Dr. Nguyen-Vi Mohamed is one of those people who seems to be interested in everything. A rugby player who flies planes, she also owns two bakeries in Montreal. And then there’s her day job. Dr. Mohamed, who is a neuroscience researcher, loves her work in the fascinating world of mini brains – miniature balls of human brain cells smaller than a pea. She is driven by the unique opportunity that mini brains offer to better understand neurological diseases and accelerate drug development. Dr. Mohamed is currently a post-doctoral fellow at the Montreal Neurological Institute and Hospital. She conducted both her B.Sc (Biomedical Sciences) and M.Sc (Cell Biology, Pathology and Aging) at the Université Paris V in France. She conducted her PhD (Cell Biology, Pathology and Neurosciences) at the University of Montreal.
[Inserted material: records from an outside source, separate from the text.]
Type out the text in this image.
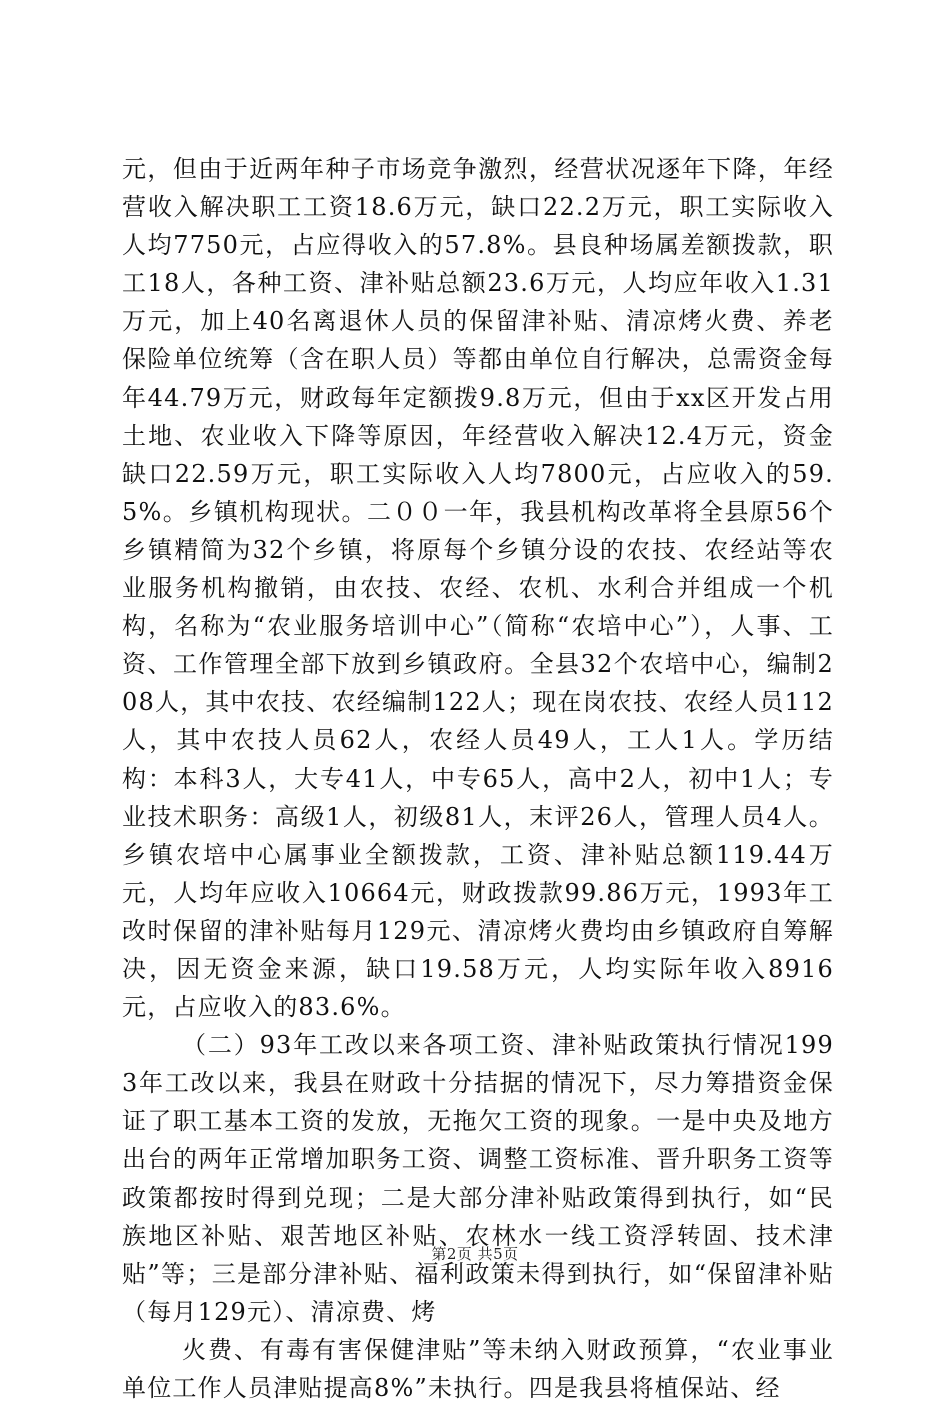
元，但由于近两年种子市场竞争激烈，经营状况逐年下降，年经营收入解决职工工资18.6万元，缺口22.2万元，职工实际收入人均7750元，占应得收入的57.8%。县良种场属差额拨款，职工18人，各种工资、津补贴总额23.6万元，人均应年收入1.31万元，加上40名离退休人员的保留津补贴、清凉烤火费、养老保险单位统筹（含在职人员）等都由单位自行解决，总需资金每年44.79万元，财政每年定额拨9.8万元，但由于xx区开发占用土地、农业收入下降等原因，年经营收入解决12.4万元，资金缺口22.59万元，职工实际收入人均7800元，占应收入的59.5%。乡镇机构现状。二００一年，我县机构改革将全县原56个乡镇精简为32个乡镇，将原每个乡镇分设的农技、农经站等农业服务机构撤销，由农技、农经、农机、水利合并组成一个机构，名称为“农业服务培训中心”（简称“农培中心”），人事、工资、工作管理全部下放到乡镇政府。全县32个农培中心，编制208人，其中农技、农经编制122人；现在岗农技、农经人员112人，其中农技人员62人，农经人员49人，工人1人。学历结构：本科3人，大专41人，中专65人，高中2人，初中1人；专业技术职务：高级1人，初级81人，末评26人，管理人员4人。乡镇农培中心属事业全额拨款，工资、津补贴总额119.44万元，人均年应收入10664元，财政拨款99.86万元，1993年工改时保留的津补贴每月129元、清凉烤火费均由乡镇政府自筹解决，因无资金来源，缺口19.58万元，人均实际年收入8916元，占应收入的83.6%。

（二）93年工改以来各项工资、津补贴政策执行情况1993年工改以来，我县在财政十分拮据的情况下，尽力筹措资金保证了职工基本工资的发放，无拖欠工资的现象。一是中央及地方出台的两年正常增加职务工资、调整工资标准、晋升职务工资等政策都按时得到兑现；二是大部分津补贴政策得到执行，如“民族地区补贴、艰苦地区补贴、农林水一线工资浮转固、技术津贴”等；三是部分津补贴、福利政策未得到执行，如“保留津补贴（每月129元）、清凉费、烤

火费、有毒有害保健津贴”等未纳入财政预算，“农业事业单位工作人员津贴提高8%”未执行。四是我县将植保站、经

第2页 共5页
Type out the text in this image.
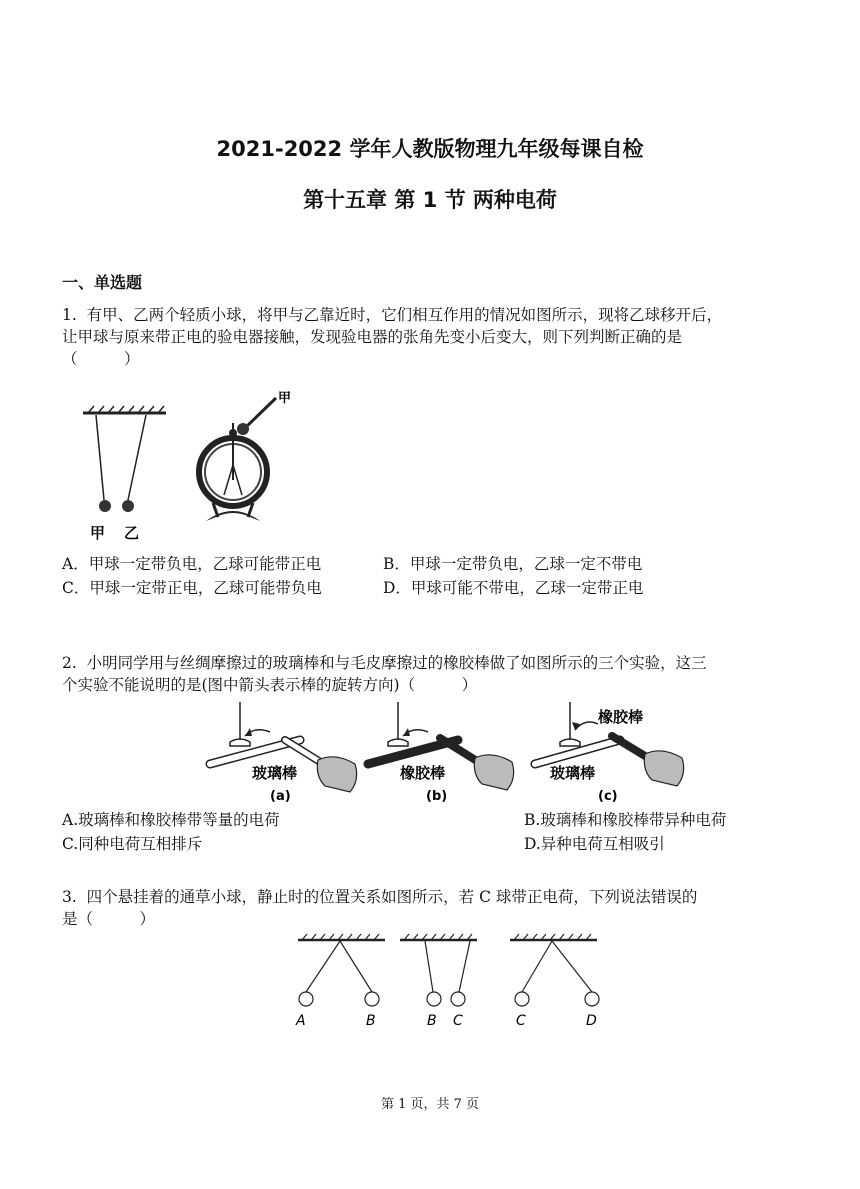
2021-2022 学年人教版物理九年级每课自检
第十五章 第 1 节 两种电荷
一、单选题
1. 有甲、乙两个轻质小球，将甲与乙靠近时，它们相互作用的情况如图所示，现将乙球移开后，
让甲球与原来带正电的验电器接触，发现验电器的张角先变小后变大，则下列判断正确的是
（　　　）
甲 乙
甲
A．甲球一定带负电，乙球可能带正电	B．甲球一定带负电，乙球一定不带电
C．甲球一定带正电，乙球可能带负电	D．甲球可能不带电，乙球一定带正电
2. 小明同学用与丝绸摩擦过的玻璃棒和与毛皮摩擦过的橡胶棒做了如图所示的三个实验，这三
个实验不能说明的是(图中箭头表示棒的旋转方向)（　　　）
玻璃棒
(a)
橡胶棒
(b)
橡胶棒
玻璃棒
(c)
A.玻璃棒和橡胶棒带等量的电荷	B.玻璃棒和橡胶棒带异种电荷
C.同种电荷互相排斥	D.异种电荷互相吸引
3. 四个悬挂着的通草小球，静止时的位置关系如图所示，若 C 球带正电荷，下列说法错误的
是（　　　）
A	B	B C	C	D
第 1 页，共 7 页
Her long-term dream is to find effective therapies for neurodegenerative diseases such as Parkinson’s disease.

 

 


 

 

 

My first job ever was… I was a McDonald’s employee when I was 16. This is one of the most interesting jobs I have had because I discovered smart design protocols, which allows anyone to work within their restaurants without experience.

 

I chose my career path because… I always knew that I would like to be in the biomedical field. I am totally fascinated by the brain — this organ that defines who you are. I also have an interest in baking. I love working with my hands, and creating something that others will enjoy. I find that working in a bakery and working in a lab have a lot in common. We work as a team and control external parameters to grow life.

 

My proudest accomplishment is… Opening a business in a new country.

 

My boldest move to date was… Switching recently into the stem cells field, which has allowed me to develop the mini-brains model at the Montreal Neurological Institute and Hospital, in order to study Parkinson’s disease.

 

I surprise people when I tell them… I am a rugby player. Many people think it is an unusual woman sport, but Canada has one of the best professional women’s team in the world.

 

My best advice to people starting their career is… Follow your passions. Do what makes you happy and excited. Do not be afraid to fail; face the risk.

 

My best advice from a mentor was… My math teacher told me: There are no problems, only solutions.

 

“There are no problems, only solutions.”

 

I would tell my 20-year old self… Push the walls harder.

 

My biggest setback was… When I quit high school at 17 years old.

 

I overcame it by… Coming back at the end of the year, two weeks before the final big exam, working day and night on making up my missed classes, and achieving the grade that allowed me to enter university.

 

Being a woman in STEM is… I feel lucky to be a young woman scientist in 2018 because several generations of women fought to obtain equality between men and women. I think my generation benefits from their past fights. Many of my friends are also women scientists, engineers or in artificial intelligence, and we never think about our gender when making career choices. However, the fact that several women asked me this same question made me realize that discrimination and something even worse “stereotypes” still persists. I believe that education about equality should happen at home, within our families, by teaching our kids that they can become anyone they would like to be.

 

If you googled me, you still wouldn’t know… I loved to fly planes when I was 20-25 years old. I hope to be able to get my licence in Canada in the coming years to discover this country in more detail, from the sky.

 

I stay inspired by… Curious people, because they are naturally creative. I am also fascinated and inspired by developments in technology. I believe that we are currently living in the high-tech revolution, and I hope it will help us to innovate quickly to discover new personalized drugs for neurodegenerative disorders.

 

The future excites me because… Scientists will find a way to cure neurodegenerative diseases!]

 

My next step is… Find a cure for neurodegenerative disorders! Now I had better get back to my mini-brains to make it happen!